The project builds a Recurrent Neural Network (RNN) for music generation. The model is trained to to learn the patterns in raw sheet music in ABC notation, which generates music. The dataset is collected from kaggle and contains ABC notation of songs. Link: https://www.kaggle.com/datasets/raj5287/abc-notation-of-tunes?datasetId=156963&sortBy=dateRun&tab=profile The text in the dataset are first vectorised to create numeric representation to maintain a lookup table. We will be using some example sequences for training the RNN with a definite sequence length. There will also be a target sequence for predection the next character. This will be implemented using the batch method which will convert this stream of character indices to sequences of the desired size. The RNN model we create will be based on LSTM architecture and has initializer "glorot_uniform" and activation function "sigmoid", where we will use state vector to maintain information about the temporal relationships between consecutive characters. The final output of the LSTM is then fed into a fully connected Dense layer where we'll output a softmax over each character in the vocabulary, and then sample from this distribution to predict the next character.

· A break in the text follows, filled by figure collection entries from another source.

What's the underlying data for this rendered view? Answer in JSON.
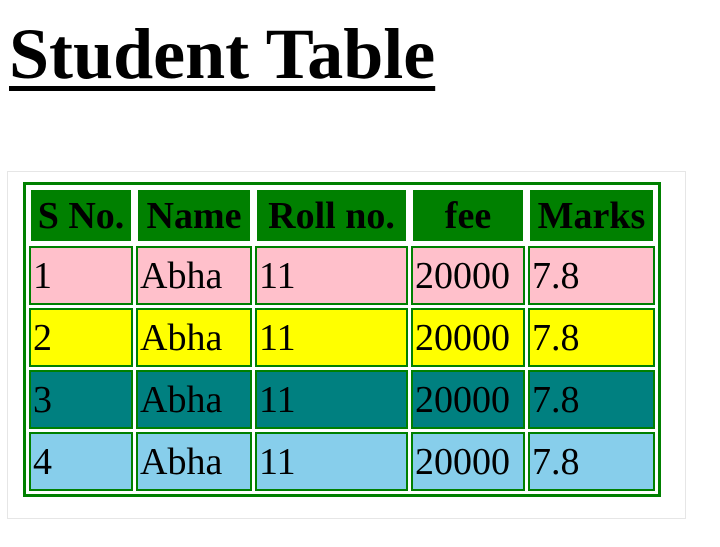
{
  "title": "Student Table",
  "table": {
    "headers": [
      "S No.",
      "Name",
      "Roll no.",
      "fee",
      "Marks"
    ],
    "rows": [
      {
        "cells": [
          "1",
          "Abha",
          "11",
          "20000",
          "7.8"
        ],
        "bg": "#ffc0cb"
      },
      {
        "cells": [
          "2",
          "Abha",
          "11",
          "20000",
          "7.8"
        ],
        "bg": "#ffff00"
      },
      {
        "cells": [
          "3",
          "Abha",
          "11",
          "20000",
          "7.8"
        ],
        "bg": "#008080"
      },
      {
        "cells": [
          "4",
          "Abha",
          "11",
          "20000",
          "7.8"
        ],
        "bg": "#87ceeb"
      }
    ]
  },
  "colors": {
    "border": "#008000",
    "header_bg": "#008000"
  }
}
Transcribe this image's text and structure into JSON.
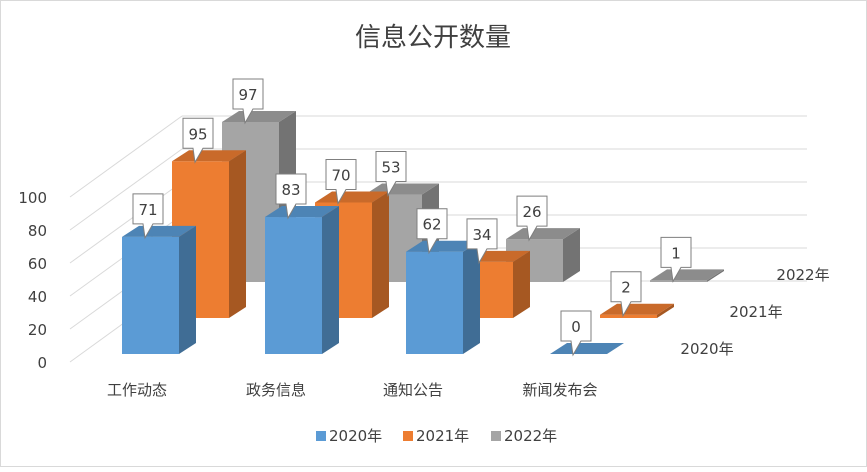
{
  "chart_data": {
    "type": "bar",
    "subtype": "3d-clustered-column",
    "title": "信息公开数量",
    "categories": [
      "工作动态",
      "政务信息",
      "通知公告",
      "新闻发布会"
    ],
    "series": [
      {
        "name": "2020年",
        "values": [
          71,
          83,
          62,
          0
        ],
        "color": "#5b9bd5"
      },
      {
        "name": "2021年",
        "values": [
          95,
          70,
          34,
          2
        ],
        "color": "#ed7d31"
      },
      {
        "name": "2022年",
        "values": [
          97,
          53,
          26,
          1
        ],
        "color": "#a5a5a5"
      }
    ],
    "y_ticks": [
      "0",
      "20",
      "40",
      "60",
      "80",
      "100"
    ],
    "ylim": [
      0,
      100
    ],
    "xlabel": "",
    "ylabel": "",
    "grid": true,
    "data_labels": true,
    "legend_position": "bottom"
  }
}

Layer 1: Embedding layer to transform indices into dense vectors of a fixed embedding size
Layer 2: LSTM with rnn_units number of units.
Layer 3: Dense (fully-connected) layer that transforms the LSTM output into the vocabulary size.
The RNN model is then trained using a form of the crossentropy loss (negative log likelihood loss)i.e., sparse_categorical_crossentropy loss, as it utilizes integer targets for categorical classification tasks. We want to compute the loss using the true targets -- the labels -- and the predicted targets -- the logits. Hyperparameter are defined for setting and optimization. Adam optimizer is used as the optimizer for training operation. The model is trained for 3000 iterations, with batch size 10 and sequence length 100. The model learns better when the learning rate is set to 1e-3. To generate music, the model follows a prediction procedure:
Step 1: Initialize a "seed" start string and the RNN state, and set the number of characters we want to generate.
Step2: Use the start string and the RNN state to obtain the probability distribution over the next predicted character.
Step3: Sample from multinomial distribution to calculate the index of the predicted character. This predicted character is then used as the next input to the model.
Step 4: At each time step, the updated RNN state is fed back into the model, so that it now has more context in making the next prediction. After predicting the next character, the updated RNN states are again fed back into the model, which is how it learns sequence dependencies in the data, as it gets more information from the previous predictions.
Now, the model generate songs with a user defined "start_string" and "generation_length".